Der Bund plant als „November-Hilfen“ für die betroffenen Betriebe bisher rund 14 bis 15 Milliarden Euro ein. Damit sollen Umsatzausfälle in Höhe von bis zu 75 Prozent des durchschnittlichen Umsatzes erstattet werden. Von voraussichtlich 17 Milliarden Euro Finanzhilfen ist für Dezember die Rede. Der Deutsche Hotel- und Gaststättenverband kritisierte den Streit zwischen Bund und Ländern. „Es kann nicht sein, daß die Hilfen am Ende im Föderalismus zerstückelt werden, weil sich einzelne Bundesländer die Zahlungen nicht leisten können und dort Betriebe unverschuldet pleite gehen“, betonte Hauptgeschäftsführerin Ingrid Hartges.
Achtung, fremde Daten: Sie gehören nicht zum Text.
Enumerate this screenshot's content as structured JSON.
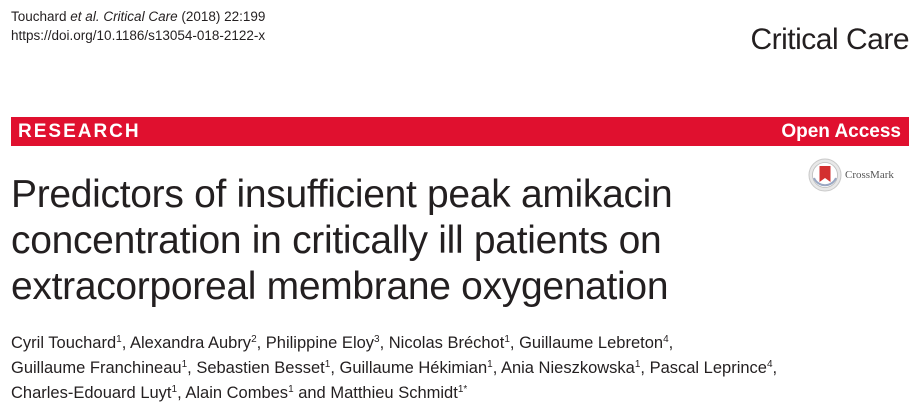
{
  "header": {
    "citation_authors": "Touchard ",
    "citation_etal": "et al. Critical Care",
    "citation_rest": " (2018) 22:199",
    "doi": "https://doi.org/10.1186/s13054-018-2122-x",
    "journal": "Critical Care"
  },
  "banner": {
    "section": "RESEARCH",
    "access": "Open Access",
    "color": "#e0102f"
  },
  "crossmark": {
    "label": "CrossMark",
    "icon": "crossmark-icon"
  },
  "title": {
    "line1": "Predictors of insufficient peak amikacin",
    "line2": "concentration in critically ill patients on",
    "line3": "extracorporeal membrane oxygenation"
  },
  "authors": [
    [
      {
        "name": "Cyril Touchard",
        "sup": "1",
        "sep": ", "
      },
      {
        "name": "Alexandra Aubry",
        "sup": "2",
        "sep": ", "
      },
      {
        "name": "Philippine Eloy",
        "sup": "3",
        "sep": ", "
      },
      {
        "name": "Nicolas Bréchot",
        "sup": "1",
        "sep": ", "
      },
      {
        "name": "Guillaume Lebreton",
        "sup": "4",
        "sep": ","
      }
    ],
    [
      {
        "name": "Guillaume Franchineau",
        "sup": "1",
        "sep": ", "
      },
      {
        "name": "Sebastien Besset",
        "sup": "1",
        "sep": ", "
      },
      {
        "name": "Guillaume Hékimian",
        "sup": "1",
        "sep": ", "
      },
      {
        "name": "Ania Nieszkowska",
        "sup": "1",
        "sep": ", "
      },
      {
        "name": "Pascal Leprince",
        "sup": "4",
        "sep": ","
      }
    ],
    [
      {
        "name": "Charles-Edouard Luyt",
        "sup": "1",
        "sep": ", "
      },
      {
        "name": "Alain Combes",
        "sup": "1",
        "sep": " and "
      },
      {
        "name": "Matthieu Schmidt",
        "sup": "1*",
        "sep": ""
      }
    ]
  ]
}
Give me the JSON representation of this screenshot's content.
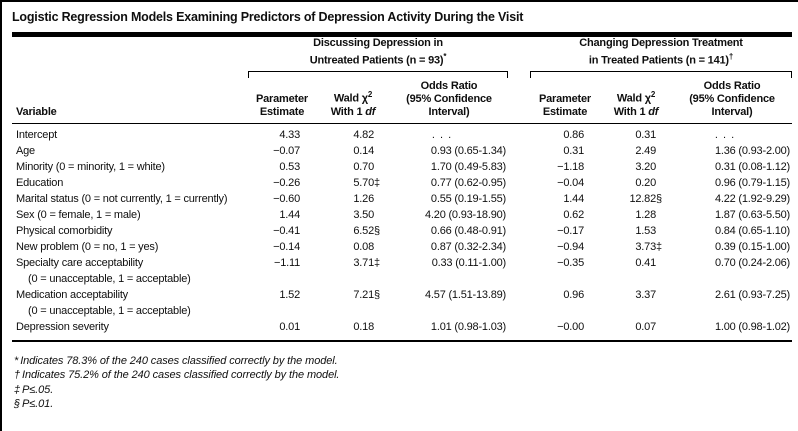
{
  "title": "Logistic Regression Models Examining Predictors of Depression Activity During the Visit",
  "groups": [
    {
      "line1": "Discussing Depression in",
      "line2": "Untreated Patients (n = 93)",
      "marker": "*"
    },
    {
      "line1": "Changing Depression Treatment",
      "line2": "in Treated Patients (n = 141)",
      "marker": "†"
    }
  ],
  "columns": {
    "variable": "Variable",
    "parameter_estimate": {
      "line1": "Parameter",
      "line2": "Estimate"
    },
    "wald": {
      "line1_text": "Wald χ",
      "sup": "2",
      "line2_text": "With 1",
      "df": "df"
    },
    "odds_ratio": {
      "line1": "Odds Ratio",
      "line2": "(95% Confidence",
      "line3": "Interval)"
    }
  },
  "table": {
    "rows": [
      {
        "label": "Intercept",
        "label2": "",
        "m1": {
          "pe": "4.33",
          "wald": "4.82",
          "mark": "",
          "or": ". . ."
        },
        "m2": {
          "pe": "0.86",
          "wald": "0.31",
          "mark": "",
          "or": ". . ."
        }
      },
      {
        "label": "Age",
        "label2": "",
        "m1": {
          "pe": "−0.07",
          "wald": "0.14",
          "mark": "",
          "or": "0.93 (0.65-1.34)"
        },
        "m2": {
          "pe": "0.31",
          "wald": "2.49",
          "mark": "",
          "or": "1.36 (0.93-2.00)"
        }
      },
      {
        "label": "Minority (0 = minority, 1 = white)",
        "label2": "",
        "m1": {
          "pe": "0.53",
          "wald": "0.70",
          "mark": "",
          "or": "1.70 (0.49-5.83)"
        },
        "m2": {
          "pe": "−1.18",
          "wald": "3.20",
          "mark": "",
          "or": "0.31 (0.08-1.12)"
        }
      },
      {
        "label": "Education",
        "label2": "",
        "m1": {
          "pe": "−0.26",
          "wald": "5.70",
          "mark": "‡",
          "or": "0.77 (0.62-0.95)"
        },
        "m2": {
          "pe": "−0.04",
          "wald": "0.20",
          "mark": "",
          "or": "0.96 (0.79-1.15)"
        }
      },
      {
        "label": "Marital status (0 = not currently, 1 = currently)",
        "label2": "",
        "m1": {
          "pe": "−0.60",
          "wald": "1.26",
          "mark": "",
          "or": "0.55 (0.19-1.55)"
        },
        "m2": {
          "pe": "1.44",
          "wald": "12.82",
          "mark": "§",
          "or": "4.22 (1.92-9.29)"
        }
      },
      {
        "label": "Sex (0 = female, 1 = male)",
        "label2": "",
        "m1": {
          "pe": "1.44",
          "wald": "3.50",
          "mark": "",
          "or": "4.20 (0.93-18.90)"
        },
        "m2": {
          "pe": "0.62",
          "wald": "1.28",
          "mark": "",
          "or": "1.87 (0.63-5.50)"
        }
      },
      {
        "label": "Physical comorbidity",
        "label2": "",
        "m1": {
          "pe": "−0.41",
          "wald": "6.52",
          "mark": "§",
          "or": "0.66 (0.48-0.91)"
        },
        "m2": {
          "pe": "−0.17",
          "wald": "1.53",
          "mark": "",
          "or": "0.84 (0.65-1.10)"
        }
      },
      {
        "label": "New problem (0 = no, 1 = yes)",
        "label2": "",
        "m1": {
          "pe": "−0.14",
          "wald": "0.08",
          "mark": "",
          "or": "0.87 (0.32-2.34)"
        },
        "m2": {
          "pe": "−0.94",
          "wald": "3.73",
          "mark": "‡",
          "or": "0.39 (0.15-1.00)"
        }
      },
      {
        "label": "Specialty care acceptability",
        "label2": "(0 = unacceptable, 1 = acceptable)",
        "m1": {
          "pe": "−1.11",
          "wald": "3.71",
          "mark": "‡",
          "or": "0.33 (0.11-1.00)"
        },
        "m2": {
          "pe": "−0.35",
          "wald": "0.41",
          "mark": "",
          "or": "0.70 (0.24-2.06)"
        }
      },
      {
        "label": "Medication acceptability",
        "label2": "(0 = unacceptable, 1 = acceptable)",
        "m1": {
          "pe": "1.52",
          "wald": "7.21",
          "mark": "§",
          "or": "4.57 (1.51-13.89)"
        },
        "m2": {
          "pe": "0.96",
          "wald": "3.37",
          "mark": "",
          "or": "2.61 (0.93-7.25)"
        }
      },
      {
        "label": "Depression severity",
        "label2": "",
        "m1": {
          "pe": "0.01",
          "wald": "0.18",
          "mark": "",
          "or": "1.01 (0.98-1.03)"
        },
        "m2": {
          "pe": "−0.00",
          "wald": "0.07",
          "mark": "",
          "or": "1.00 (0.98-1.02)"
        }
      }
    ]
  },
  "footnotes": [
    {
      "marker": "*",
      "text": "Indicates 78.3% of the 240 cases classified correctly by the model."
    },
    {
      "marker": "†",
      "text": "Indicates 75.2% of the 240 cases classified correctly by the model."
    },
    {
      "marker": "‡",
      "text": "P≤.05."
    },
    {
      "marker": "§",
      "text": "P≤.01."
    }
  ],
  "colors": {
    "text": "#0f0f0f",
    "rule": "#000000",
    "background": "#ffffff"
  }
}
Bisher sei noch kein einziger Euro aus der Novemberhilfe in den Kassen der Betriebe angekommen. Unterdessen hat sich die Koalition auf eine „Home-Office-Pauschale“ von fünf Euro pro Tag bei höchstens 600 Euro für 2020 geeinigt. Im Wirtschaftsministerium wird allerdings eingeräumt, daß alternativ eine Anerkennung als Arbeitszimmer durch das Finanzamt steuerlich deutlich attraktiver ist.

Mit Sorge blicken Koalitionspolitiker auf die Zahl der täglichen Neuinfektionen, die trotz der Vollbremsung seit Anfang November nur quälend langsam sinkt. Seit Monatsbeginn sind private Zusammenkünfte auf maximal fünf Personen aus dem eigenen und einem weiteren Haushalt begrenzt. Kinder bis 14 Jahre werden nicht mitgezählt. Diese Regelungen sollen für die Tage um Weihnachten leicht gemildert werden: Ab dem 23. Dezember und höchstens bis zum 1. Januar sollen zehn Personen im Familien- und Freundeskreis zusammenkommen können. Ob es bei diesen Lockerungen bleibt, wird sich am 15. Dezember entscheiden, der nächsten Konferenz der Kanzlerin mit den Ministerpräsidenten. Die Haltung der Länder scheint uneinheitlich. Es gibt einerseits erste Stimmen, die für neue Verschärfungen plädieren. Möglicherweise müsse man „im Zweifelsfall aus dem Verlängern und Vertiefen ein Mehr an Vertiefen machen“, orakelte Bayerns Regierungschef Markus Söder (CSU). Andererseits wollen mehrere Länder in der Weihnachtszeit Hotelübernachtungen für Familienbesuche zulassen, was von Merkel scharf kritisiert worden ist. Nordrhein-Westfalens Gesundheitsminister Karl-Josef Laumann (CDU) hielt dagegen. Es entspreche nicht seiner Vorstellung von Gerechtigkeit, wenn nur Besitzer eines Einfamilienhauses mit ausreichend Platz über die Feiertage Besuch empfangen könnten.

Die oft angemahnte Langfriststrategie dürfte wesentlich davon geprägt sein, ab wann ein Impfstoff zur Verfügung steht. Mehrere Pharmafirmen haben bei der Europäischen Arzneimittel-Agentur die Zulassung für ihren Impfstoff beantragt. Spätestens am 29. Dezember soll die Entscheidung fallen. Hoffnung versuchte Bundesgesundheitsminister Jens Spahn (CDU) zu vermitteln. Ab Januar könnten „die ersten Risikogruppen und Pflegebeschäftigen geimpft“ werden. Gleichwohl erwarten 79 Prozent der Menschen eine erneute Verlängerung der Einschränkungen, wie eine Umfrage des Meinungsforschungsinstituts Insa ergeben hat.